In der in Figur 11 gezeigten Ausführungsform weist das System ein rechtes Ventil 227 und ein linkes Ventil 228 auf, welche hydraulisch und/oder mechanisch geschalten sind und an Stelle des ersten Kammer-Zuleitungsventils 220 und des ersten Kammerableitungsventils 221 zum Einsatz kommen.

Rechtes und linkes Ventil können insbesondere innerhalb des Hydraulikblocks, insbesondere in der Umwandung des Blocks, angeordnet sein.

Rechtes und linkes Ventil sind eingangsseitig mit dem Umschaltventil 207 verbunden.

Das rechte Ventil 227 kontrolliert den Zufluss von Fluid in die recht Kammer 201.2 des ersten Blockteils 201. Das linke Ventil 228 kontrolliert den Zufluss von Fluid in die linke Kammer 201.1 des ersten Blockteils 201.

Die beiden Ventile schalten gegenläufig, d.h. im Betrieb ist jeweils eines der beiden Ventile geöffnet und das andere Ventil geschlossen. Damit ist ein zur Ausfuhrungsform mit erstem Kammer-Zuleitungsventil 220 und erstem Kammer-Ableitungsventil 221 äquivalenter Betrieb des Systems 200 möglich.

Das Schalten findet insbesondere dann statt, wenn der erste Kolben 204.1 eine, beispielsweise durch einen Endanschlag definierte, maximale Auslenkung einnimmt. In der gezeigten Ausfuhrungsform gibt es im Betrieb zwei maximale Auslenkungen des ersten Kolbens 204.1 : Eine erste maximale Auslenkung ist erreicht, wenn das Volumen der linken Kammer 201.1 minimal und das Volumen der rechten Kammer 201.2 maximal ist.

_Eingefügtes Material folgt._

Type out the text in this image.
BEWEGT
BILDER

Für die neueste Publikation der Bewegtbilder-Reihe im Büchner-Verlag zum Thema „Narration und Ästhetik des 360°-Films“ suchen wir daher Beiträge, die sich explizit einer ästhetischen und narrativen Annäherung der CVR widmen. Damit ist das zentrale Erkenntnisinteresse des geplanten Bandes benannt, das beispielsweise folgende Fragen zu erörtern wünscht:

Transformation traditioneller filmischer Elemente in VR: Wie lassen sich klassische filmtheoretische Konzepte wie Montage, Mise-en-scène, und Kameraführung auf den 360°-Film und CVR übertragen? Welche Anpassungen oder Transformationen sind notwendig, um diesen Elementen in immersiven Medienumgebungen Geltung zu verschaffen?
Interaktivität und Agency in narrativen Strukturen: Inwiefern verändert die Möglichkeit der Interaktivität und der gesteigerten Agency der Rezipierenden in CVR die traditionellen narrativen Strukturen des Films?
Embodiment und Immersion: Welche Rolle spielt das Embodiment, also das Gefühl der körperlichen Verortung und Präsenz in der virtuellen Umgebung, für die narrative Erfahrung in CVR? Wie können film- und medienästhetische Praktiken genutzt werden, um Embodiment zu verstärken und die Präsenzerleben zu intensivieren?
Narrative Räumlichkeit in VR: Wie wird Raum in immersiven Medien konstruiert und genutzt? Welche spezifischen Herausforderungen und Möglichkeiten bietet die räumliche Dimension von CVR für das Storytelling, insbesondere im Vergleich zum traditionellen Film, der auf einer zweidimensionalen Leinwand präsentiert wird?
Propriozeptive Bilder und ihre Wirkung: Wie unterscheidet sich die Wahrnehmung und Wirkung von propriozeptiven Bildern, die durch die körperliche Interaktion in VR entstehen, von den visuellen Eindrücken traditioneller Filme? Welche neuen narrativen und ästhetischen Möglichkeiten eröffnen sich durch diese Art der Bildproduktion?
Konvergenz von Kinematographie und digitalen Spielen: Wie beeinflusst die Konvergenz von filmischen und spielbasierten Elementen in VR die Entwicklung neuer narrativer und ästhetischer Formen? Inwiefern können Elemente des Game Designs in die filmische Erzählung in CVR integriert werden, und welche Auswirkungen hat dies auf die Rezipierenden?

Eine zweite maximale Auslenkung ist erreicht, wenn das Volumen der linken Kammer 201.1 maximal und das Volumen der rechten Kammer 201.2 minimal ist.

In Figur 11 ist der Zustand bei erster maximaler Auslenkung des ersten Kolbens 204.1 gezeigt.

Das Schalten der Ventile kann insbesondere durch einen in der maximalen Auslenkung auftretenden Staudruck auslösbar sein.

Die beiden Ventile können beispielsweise durch eine Feder vorgespannt oder vorspannbar sein. Die vorgespannte Feder kann eine in die Kammer führende Bohrung verschliessen. Entsprechend kann eine entspannte Feder die besagte Bohrung öffnen. Eine umgekehrte Konfiguration ist auch denkbar.

Alternativ oder ergänzend zu einem hydraulischen, insbesondere über den Staudruck ausgelösten, Schalten, ist auch ein mechanisches Schalten möglich, beispielsweise indem der erste Kolben 204.1 in der maximalen Auslenkung oder kurz vor der maximalen Auslenkung mit einen mechanischen Hebel wechselwirkt.

Insbesondere kann ein vom Zustand des mechanischen Hebels abhängiger Steuerstrom den Zustand (offen oder geschlossen) des rechten Ventils 227 und des linken Ventils 228 definieren. Beispielsweise kann der Steuerstrom ein Wechseln der Feder von einem entspannten in einen gespannten Zustand und umgekehrt bewirken.

Weder die hydraulische oder mechanische Schaltung des Medienwandlers noch die vorgängig beschriebenen Massnahmen zur Verhinderung von Druckeinbrüchen sind auf eine Ausführungsform des Systems gemäss den Figuren 10 und 11 beschränkt. Vielmehr können beide alleine oder in Kombination in jeder Ausführungsform des Systems zum Einsatz kommen.